Tuesday, November 30, 2010



“Philosophers have long disputed the nature of truth [which] . . . lies at the very center of journalism. So it’s essential to examine it, if only to discover that it differs from what many of us were taught—that truth is self-evident and unchanging. . . . In most ancient tribal societies, shamans and elders held the authority to say what was true and what was false. Later, religious authorities, kings, queens, and the nobility would claim it. In our day, scientists, political and religious leaders, and news media are the most powerful truth-tellers.”
—John H. McManus, journalist, educator and author
of Detecting Bull: How to Identify Bias and Junk Journalism
in Print, Broadcast and on the Wild Web
, 2009 URL
Image: Jules Joseph Lefebvre’s 19th century portrait of Truth

Editorial Comment: I can’t handle the truth.

PeezPix: December Sunrise


  1. Although they are more obscure than scientists, mathematicians take us even deeper into the mystery by revealing that there are truths which cannot be formally proven to be true, as well as things which are simply unknowable via the tools of science and mathematics.

  2. Heard one the other day, attributed to Bismarck, saying that conviction is a greater enemy of truth than a lie.

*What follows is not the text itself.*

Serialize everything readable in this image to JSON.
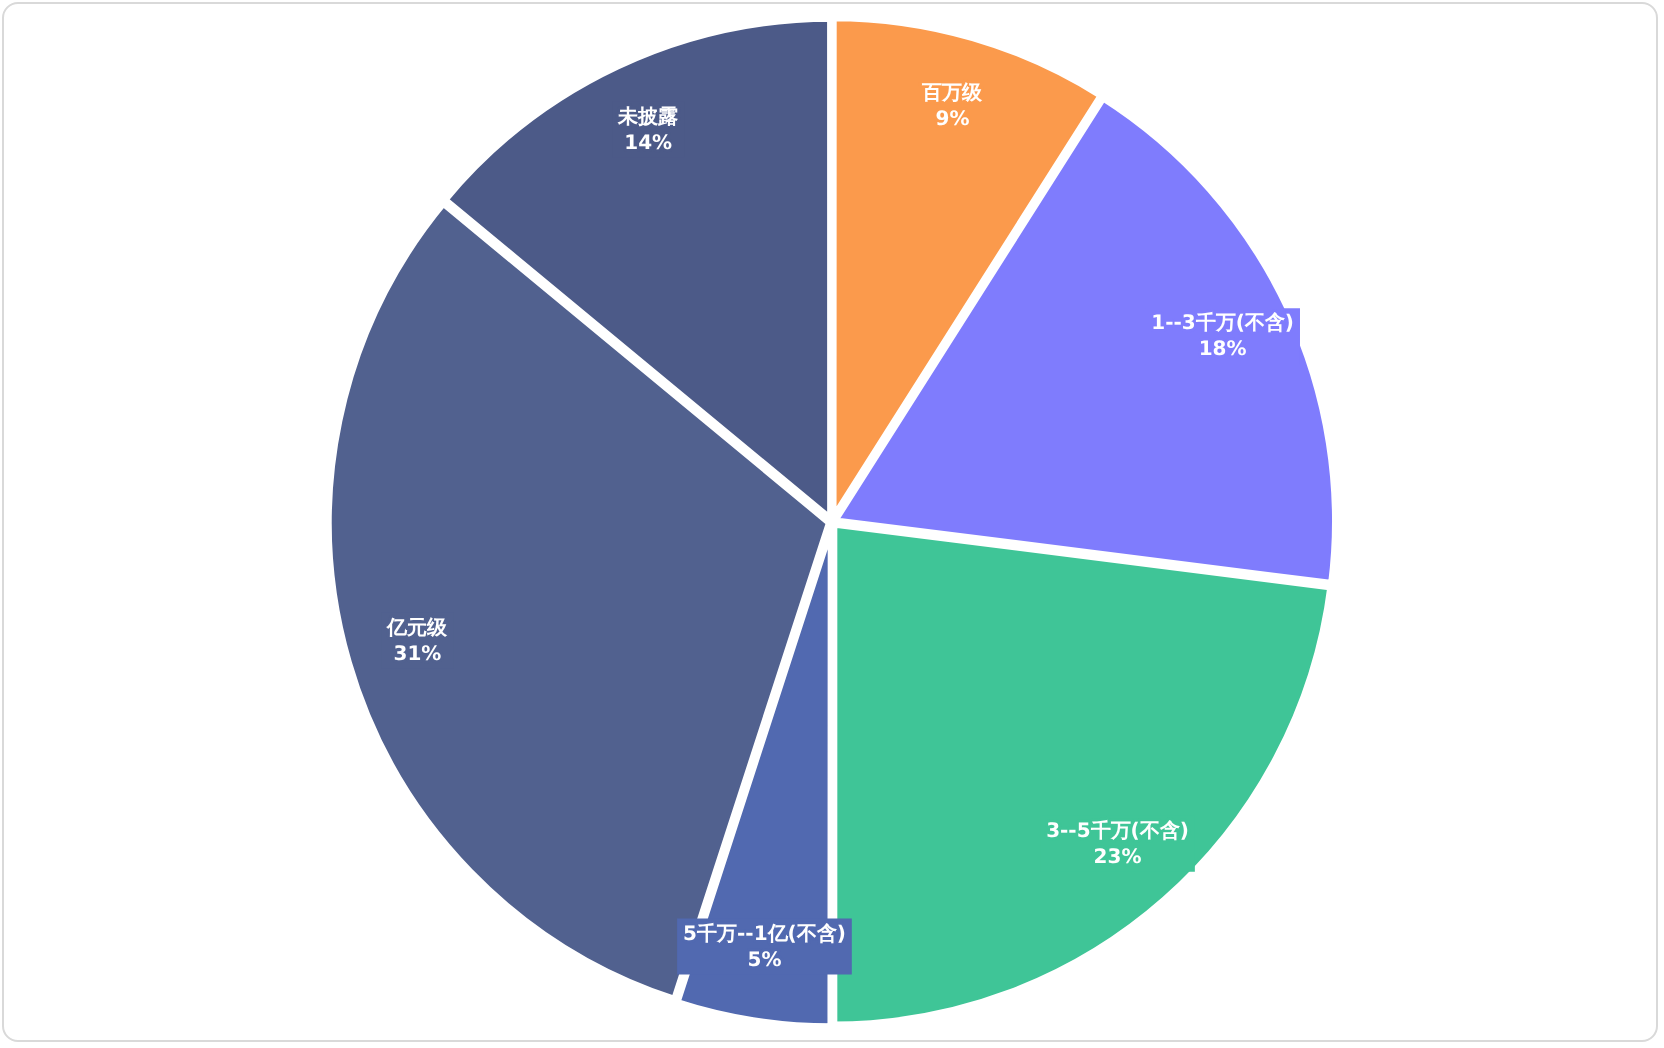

  3. This idea that anyone can define what's true (and what isn't) has a huge amount to do with the fact that we newsfolk are right down there with politicians and used-car salesmen in terms of being trustworthy.
    One wonders where little Virginia would send her letter asking about the existence of Santa today. Could her Papa say confidently that if you read it (or hear it) in this paper or on that broadcast, it's believable?